For me, it happens when I go to the Twitter feed after some recent ‘problematic’ event or statement has hit the news. Immediately the folks I have chosen to follow, ‘influencers’ among them, stoke the little fires of irritation I might have felt and before long lure me into the Twitter-sanctioned indignation I should be feeling. Whatever niggles and contradictory emotions I might have also had are smoothed by the hot iron of enlightened sentiment. Before long, the idiosyncratic me has been sacrificed to something more communal and tribal.
I am too woke to be bespoke.
I don’t like Twitter me. That Alex doesn’t think clearly. And even if he did, he’d find it hard to get his thoughts down to a 140-character bon mot. The limitations of Twitter do allow for someone to ask for a more complex discussion, but as author Meghan Daum discovered, “if you called for nuance, you were part of the problem.” (170)
Daum’s new book, The Problem with Everything: My Journey through the New Culture Wars, is a breath of fresh air, even if it’s hard to describe what it is. It began as the 40-something Daum’s reflections on 4th Wave feminism, the social-media driven feminism that latched onto intersectionality, #MeToo, and campus movements to curb sexual abuse. But along the way, Daum found a bigger tale to tell, one that highlights a larger generational divide. She also found a more personal story to tell as her journey through divorce amplified a sense of her own isolation.
So The Problem of Everything is an essay collection, a memoir, and a meditation on the state of American culture at the end of the 2010s. It’s also just what I needed to put a finger on what’s been bugging me about Twitter Alex.
Daum began to feel a growing sense of isolation from the culture around her in 2015.
Both online and in real life, people who’d once shared a common set of assumptions about the realities of the world and the nature of human behavior now seemed divided. Questions that had once been treated as complicated inquiries were increasingly being reduced to moral absolutes, at least as far as liberal types were concerned. (170)

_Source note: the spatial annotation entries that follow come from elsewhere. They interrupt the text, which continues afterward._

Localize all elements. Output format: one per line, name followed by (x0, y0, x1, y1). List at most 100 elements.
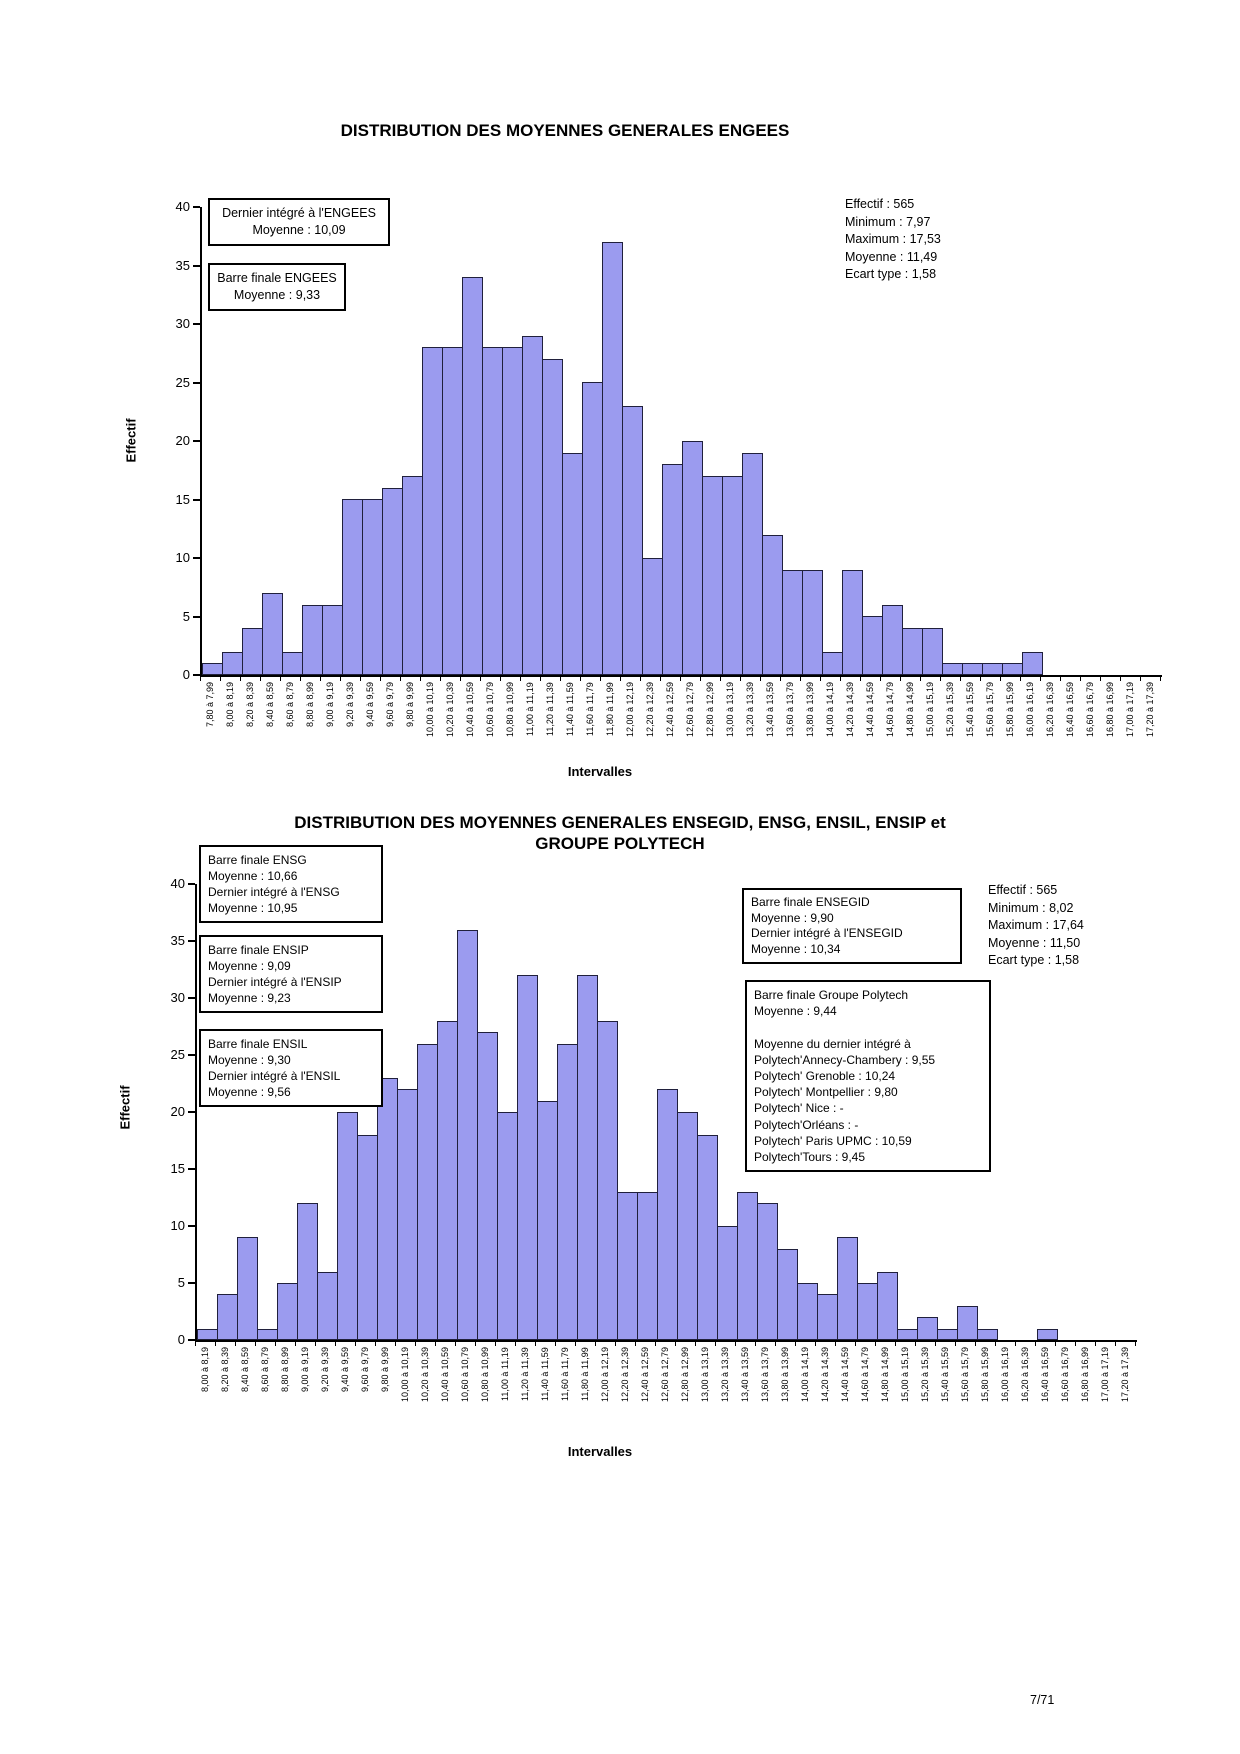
x-tick-label: 8,40 à 8,59 (265, 682, 275, 728)
x-tick-label: 8,00 à 8,19 (200, 1347, 210, 1393)
x-tick-label: 13,40 à 13,59 (740, 1347, 750, 1403)
y-tick-label: 35 (175, 257, 190, 273)
bar (397, 1089, 418, 1340)
bar (937, 1329, 958, 1340)
y-axis-title: Effectif (123, 418, 139, 463)
x-tick-label: 10,80 à 10,99 (480, 1347, 490, 1403)
chart-title: DISTRIBUTION DES MOYENNES GENERALES ENGE… (340, 121, 790, 140)
x-tick-label: 17,00 à 17,19 (1125, 682, 1135, 738)
annotation-line: Polytech' Montpellier : 9,80 (754, 1085, 898, 1100)
x-tick-label: 16,00 à 16,19 (1025, 682, 1035, 738)
annotation-line: Moyenne : 9,30 (208, 1053, 291, 1067)
bar (282, 652, 303, 675)
stat-line: Maximum : 17,53 (845, 232, 941, 247)
x-tick-label: 13,20 à 13,39 (720, 1347, 730, 1403)
x-tick-label: 16,60 à 16,79 (1085, 682, 1095, 738)
x-tick-label: 14,00 à 14,19 (800, 1347, 810, 1403)
y-tick-mark (188, 1225, 195, 1227)
x-tick-marks (200, 677, 1161, 681)
bar (357, 1135, 378, 1340)
y-tick-mark (188, 1339, 195, 1341)
bar (302, 605, 323, 675)
y-tick-label: 30 (170, 990, 185, 1005)
x-tick-label: 10,00 à 10,19 (425, 682, 435, 738)
y-tick-mark (193, 323, 200, 325)
bar (982, 663, 1003, 675)
bar (737, 1192, 758, 1340)
x-tick-label: 13,00 à 13,19 (725, 682, 735, 738)
x-tick-label: 12,00 à 12,19 (600, 1347, 610, 1403)
bar (862, 616, 883, 675)
x-tick-label: 14,60 à 14,79 (860, 1347, 870, 1403)
x-tick-label: 12,40 à 12,59 (640, 1347, 650, 1403)
annotation-line: Moyenne : 9,09 (208, 959, 291, 973)
annotation-line: Moyenne : 9,56 (208, 1085, 291, 1099)
x-tick-label: 15,60 à 15,79 (960, 1347, 970, 1403)
y-axis-title: Effectif (117, 1085, 133, 1130)
x-tick-label: 17,20 à 17,39 (1120, 1347, 1130, 1403)
bar (537, 1101, 558, 1340)
x-tick-label: 16,00 à 16,19 (1000, 1347, 1010, 1403)
bar (782, 570, 803, 675)
bar (562, 453, 583, 675)
annotation-line: Dernier intégré à l'ENSEGID (751, 926, 903, 940)
bar (297, 1203, 318, 1340)
x-tick-label: 14,20 à 14,39 (845, 682, 855, 738)
y-tick-label: 15 (175, 491, 190, 507)
bar (477, 1032, 498, 1340)
x-tick-label: 15,20 à 15,39 (945, 682, 955, 738)
bar (222, 652, 243, 675)
annotation-line: Dernier intégré à l'ENSG (208, 885, 340, 899)
x-tick-label: 10,60 à 10,79 (460, 1347, 470, 1403)
bar (362, 499, 383, 675)
annotation-line: Barre finale ENSIP (208, 943, 309, 957)
y-tick-mark (193, 557, 200, 559)
page-number: 7/71 (1030, 1693, 1055, 1707)
y-tick-mark (193, 381, 200, 384)
x-tick-label: 8,20 à 8,39 (245, 682, 255, 728)
x-axis-title: Intervalles (567, 764, 633, 779)
bar (462, 277, 483, 675)
x-tick-label: 12,20 à 12,39 (645, 682, 655, 738)
x-tick-label: 13,60 à 13,79 (760, 1347, 770, 1403)
bar (677, 1112, 698, 1340)
annotation-ensg: Barre finale ENSG Moyenne : 10,66 Dernier … (199, 845, 383, 923)
bar (642, 558, 663, 675)
x-tick-label: 16,80 à 16,99 (1080, 1347, 1090, 1403)
bar (1022, 652, 1043, 675)
bar (882, 605, 903, 675)
bar (757, 1203, 778, 1340)
bar (717, 1226, 738, 1340)
x-tick-label: 11,00 à 11,19 (500, 1347, 510, 1401)
stat-line: Moyenne : 11,50 (988, 935, 1081, 950)
x-tick-label: 12,60 à 12,79 (660, 1347, 670, 1403)
x-tick-label: 14,40 à 14,59 (865, 682, 875, 738)
bar (542, 359, 563, 675)
annotation-polytech: Barre finale Groupe Polytech Moyenne : 9,… (745, 980, 991, 1173)
y-tick-label: 0 (177, 1332, 185, 1347)
x-tick-label: 15,60 à 15,79 (985, 682, 995, 738)
y-tick-label: 10 (175, 550, 190, 565)
x-tick-label: 13,20 à 13,39 (745, 682, 755, 738)
x-tick-label: 12,40 à 12,59 (665, 682, 675, 738)
x-tick-label: 11,20 à 11,39 (520, 1347, 530, 1401)
bar (657, 1089, 678, 1340)
annotation-line: Moyenne : 10,95 (208, 901, 298, 915)
x-tick-label: 13,80 à 13,99 (780, 1347, 790, 1403)
annotation-barre-engees: Barre finale ENGEES Moyenne : 9,33 (208, 263, 346, 311)
bar (797, 1283, 818, 1340)
annotation-line: Barre finale Groupe Polytech (754, 988, 909, 1002)
bar (617, 1192, 638, 1340)
y-tick-mark (193, 264, 200, 267)
x-axis-labels: 7,80 à 7,99 8,00 à 8,19 8,20 à 8,39 8,40 à … (200, 682, 1160, 768)
bar (697, 1135, 718, 1340)
chart-title: DISTRIBUTION DES MOYENNES GENERALES ENSE… (60, 812, 1180, 854)
bar (262, 593, 283, 675)
annotation-line: Dernier intégré à l'ENGEES (222, 206, 376, 220)
bar (597, 1021, 618, 1340)
bar (897, 1329, 918, 1340)
annotation-line: Moyenne : 10,66 (208, 869, 298, 883)
stat-line: Ecart type : 1,58 (988, 953, 1080, 968)
bar (577, 975, 598, 1340)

Daum is one of those liberal types and the election of Donald Trump in 2016 filled her with dismay. But she worried over the state of the Resistance. The over-the-top reaction to every Trumpian atrocity was making any form of reasoned conversation impossible. “Some liberals, myself among them, suggested that unrelenting outrage, including indiscriminately calling people Nazis, served only to alienate people who might finally be ready to leave the dark side.” (53)
The Problem with Everything is, in part, an extended chronicle of the many ways that discourse, particularly among progressives, has been flattened in the Trump years.
This era routinely brings out the worst in most of us. Trumpism has made us feel that the world is out of control. In turn, we’ve forgotten how to control ourselves. We’ve become toddler versions of ourselves. (214)
Over the course of the book, Daum records how this dynamic shows up on campus, in the relationships between men and women, and in the death of humor. She also documents her own sense of isolation as she becomes more vocal, something that is amplified by her divorce. “The more honest you are about what you think,” she says, “the more you have to sit in solitude with your own thoughts…And if you’re lucky, eventually there will come that rousing, fleeting moment when you hear someone say the thing that makes you feel less alone.” (194-5)
Daum’s voice is that reach into the solitude that I have been craving. It is a call from beyond the Twitterverse—a call to humanity, authenticity, and complexity. “In the end, to be human is to be confused,” Daum says. (217) I’m OK with that. And I believe we’d all be more OK if we trusted that.